Temperatures have generally erred on the cold side throughout March, (apart from the odd day) so the best approach has been weighted nymphs, allowing you to get your offerings down to the fish, however, apart from the odd fish they still haven't been showing a great deal of interest.

A Brave Attempt in Bitter Conditions
This was apparent again on a recent outing, following a casting session on the river with John Dunn, (pictured right) as he also decided to give the fishing a go, in very bitter conditions I might add, and although he did have three offers to the heavier nymphs from his box they were certainly not so keen to nail the fly with any meaning whatsoever, not surprising given the conditions!

So on to April, and apart from the usual casting sessions in the diary, there are also a few of you who have now decided to venture forth and do a bit of tuition and fishing with me, which I am very much looking forward to, as this will also give me the opportunity to catch up with some of you in the new season. See you soon!

Monday, 29 February 2016

River Was in Good Order "Not Now"

Illtyd Griffiths AAPGAI (at the BFFI)
Although at times the weather was bitterly cold, there was still a good turn out in mid February at the British Fly Fair, and with the AAPGAI team on hand to offer a wide variety of demonstrations, and answer a range of questions, a good time was had by all. One of the best turn outs I have seen for a long time, long may it last.

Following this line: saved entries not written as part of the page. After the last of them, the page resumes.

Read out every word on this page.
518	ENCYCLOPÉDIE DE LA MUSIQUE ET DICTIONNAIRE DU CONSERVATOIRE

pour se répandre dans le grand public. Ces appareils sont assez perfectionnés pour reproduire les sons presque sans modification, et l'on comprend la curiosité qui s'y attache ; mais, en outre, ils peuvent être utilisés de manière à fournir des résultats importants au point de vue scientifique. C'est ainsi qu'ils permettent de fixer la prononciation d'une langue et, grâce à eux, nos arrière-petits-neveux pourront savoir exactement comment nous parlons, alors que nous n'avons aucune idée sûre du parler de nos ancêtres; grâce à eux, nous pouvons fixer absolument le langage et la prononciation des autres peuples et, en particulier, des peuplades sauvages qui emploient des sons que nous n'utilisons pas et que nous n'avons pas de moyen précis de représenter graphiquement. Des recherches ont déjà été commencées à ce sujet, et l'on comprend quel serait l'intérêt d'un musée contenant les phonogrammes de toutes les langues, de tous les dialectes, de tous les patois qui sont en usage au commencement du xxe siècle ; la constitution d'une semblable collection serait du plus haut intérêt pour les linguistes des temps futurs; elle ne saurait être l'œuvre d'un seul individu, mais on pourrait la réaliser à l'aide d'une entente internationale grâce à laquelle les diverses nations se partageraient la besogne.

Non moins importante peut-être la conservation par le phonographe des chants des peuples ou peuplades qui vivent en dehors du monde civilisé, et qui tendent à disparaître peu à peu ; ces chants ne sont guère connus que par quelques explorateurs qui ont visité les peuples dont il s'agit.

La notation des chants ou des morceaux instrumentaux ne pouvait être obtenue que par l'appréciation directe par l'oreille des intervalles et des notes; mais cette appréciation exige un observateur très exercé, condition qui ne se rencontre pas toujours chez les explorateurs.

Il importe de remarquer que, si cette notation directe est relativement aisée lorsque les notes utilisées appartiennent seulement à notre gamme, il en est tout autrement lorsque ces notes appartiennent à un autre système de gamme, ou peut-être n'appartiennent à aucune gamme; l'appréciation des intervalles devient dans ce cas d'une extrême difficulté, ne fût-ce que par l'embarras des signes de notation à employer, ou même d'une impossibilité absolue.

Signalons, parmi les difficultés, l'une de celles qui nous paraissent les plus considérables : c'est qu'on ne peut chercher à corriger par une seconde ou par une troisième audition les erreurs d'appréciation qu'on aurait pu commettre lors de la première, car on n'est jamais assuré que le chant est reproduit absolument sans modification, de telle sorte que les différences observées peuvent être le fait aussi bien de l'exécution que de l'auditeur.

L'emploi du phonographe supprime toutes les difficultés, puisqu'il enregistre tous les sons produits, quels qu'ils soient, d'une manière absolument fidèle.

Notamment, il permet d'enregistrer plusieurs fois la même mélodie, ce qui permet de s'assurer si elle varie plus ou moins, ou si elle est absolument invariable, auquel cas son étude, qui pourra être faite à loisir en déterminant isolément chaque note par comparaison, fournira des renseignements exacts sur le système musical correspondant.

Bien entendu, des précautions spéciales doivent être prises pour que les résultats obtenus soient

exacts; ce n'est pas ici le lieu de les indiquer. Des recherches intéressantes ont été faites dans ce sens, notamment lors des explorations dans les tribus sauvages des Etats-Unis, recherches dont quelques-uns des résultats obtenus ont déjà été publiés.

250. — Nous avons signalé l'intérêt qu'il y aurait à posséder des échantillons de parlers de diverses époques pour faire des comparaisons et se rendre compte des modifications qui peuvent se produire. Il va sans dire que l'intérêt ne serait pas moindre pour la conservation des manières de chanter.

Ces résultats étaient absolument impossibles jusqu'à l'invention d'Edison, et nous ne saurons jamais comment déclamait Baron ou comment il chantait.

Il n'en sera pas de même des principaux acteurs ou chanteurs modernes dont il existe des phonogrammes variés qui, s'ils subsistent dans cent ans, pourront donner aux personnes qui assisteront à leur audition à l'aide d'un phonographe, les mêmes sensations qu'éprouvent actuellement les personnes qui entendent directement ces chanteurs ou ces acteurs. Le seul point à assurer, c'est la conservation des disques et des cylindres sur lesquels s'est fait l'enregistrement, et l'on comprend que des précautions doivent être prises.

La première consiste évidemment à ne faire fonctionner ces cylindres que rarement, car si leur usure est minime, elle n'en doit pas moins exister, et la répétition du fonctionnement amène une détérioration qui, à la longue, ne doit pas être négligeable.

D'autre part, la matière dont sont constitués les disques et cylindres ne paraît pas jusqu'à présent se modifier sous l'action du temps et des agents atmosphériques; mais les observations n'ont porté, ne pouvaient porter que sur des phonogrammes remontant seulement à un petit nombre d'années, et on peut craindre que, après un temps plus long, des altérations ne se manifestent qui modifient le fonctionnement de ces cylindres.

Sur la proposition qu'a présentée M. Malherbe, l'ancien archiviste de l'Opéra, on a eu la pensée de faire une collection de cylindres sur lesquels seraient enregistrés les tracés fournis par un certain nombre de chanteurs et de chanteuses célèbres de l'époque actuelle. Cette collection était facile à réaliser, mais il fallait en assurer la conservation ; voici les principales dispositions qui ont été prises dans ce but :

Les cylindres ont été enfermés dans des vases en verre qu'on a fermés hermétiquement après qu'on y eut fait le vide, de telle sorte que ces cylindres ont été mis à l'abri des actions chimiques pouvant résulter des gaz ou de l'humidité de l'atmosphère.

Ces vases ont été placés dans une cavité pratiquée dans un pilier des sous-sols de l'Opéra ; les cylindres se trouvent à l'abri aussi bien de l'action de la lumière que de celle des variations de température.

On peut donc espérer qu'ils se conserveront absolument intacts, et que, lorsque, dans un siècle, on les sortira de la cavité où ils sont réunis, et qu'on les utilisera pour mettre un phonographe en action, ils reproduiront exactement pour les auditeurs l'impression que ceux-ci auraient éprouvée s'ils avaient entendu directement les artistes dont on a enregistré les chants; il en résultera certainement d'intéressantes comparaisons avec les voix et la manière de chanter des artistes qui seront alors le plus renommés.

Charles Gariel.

We have had a few more very cold days too during tuition sessions on the river towards the end of this month, but if well wrapped up this has not been a problem and whilst watching the river slowly falling back into good order again I was set to do some serious fishing with people this coming weekend.

Only two weeks to go!
However on the last day of February the rain returned yet again, (and the forecast also gave the possibility of snow) this recent rain has put the rivers up once more, scuppering any plans for short term fishing, that said, conditions are supposed to improve towards the end of the week, at which time I am hoping for a spot of fishing, either this weekend, or throughout the following week. Looking ahead though, further improvements in the weather is on the cards and March looks very promising, ("bring it on") which bodes very well for the start of the Trout season in two weeks time on March 15th.

Forecast set to improve
Tuition sessions are generally not a problem in high water, as we can usually find somewhere to get in the river, but for those of you who have been waiting to attach some fishing to those sessions it seems as though we have been waiting forever for the river to come back into some kind of order again, anyway no doubt it eventually will, at which time I look forward to getting some of you out with me on the river again very soon. "Tight Lines".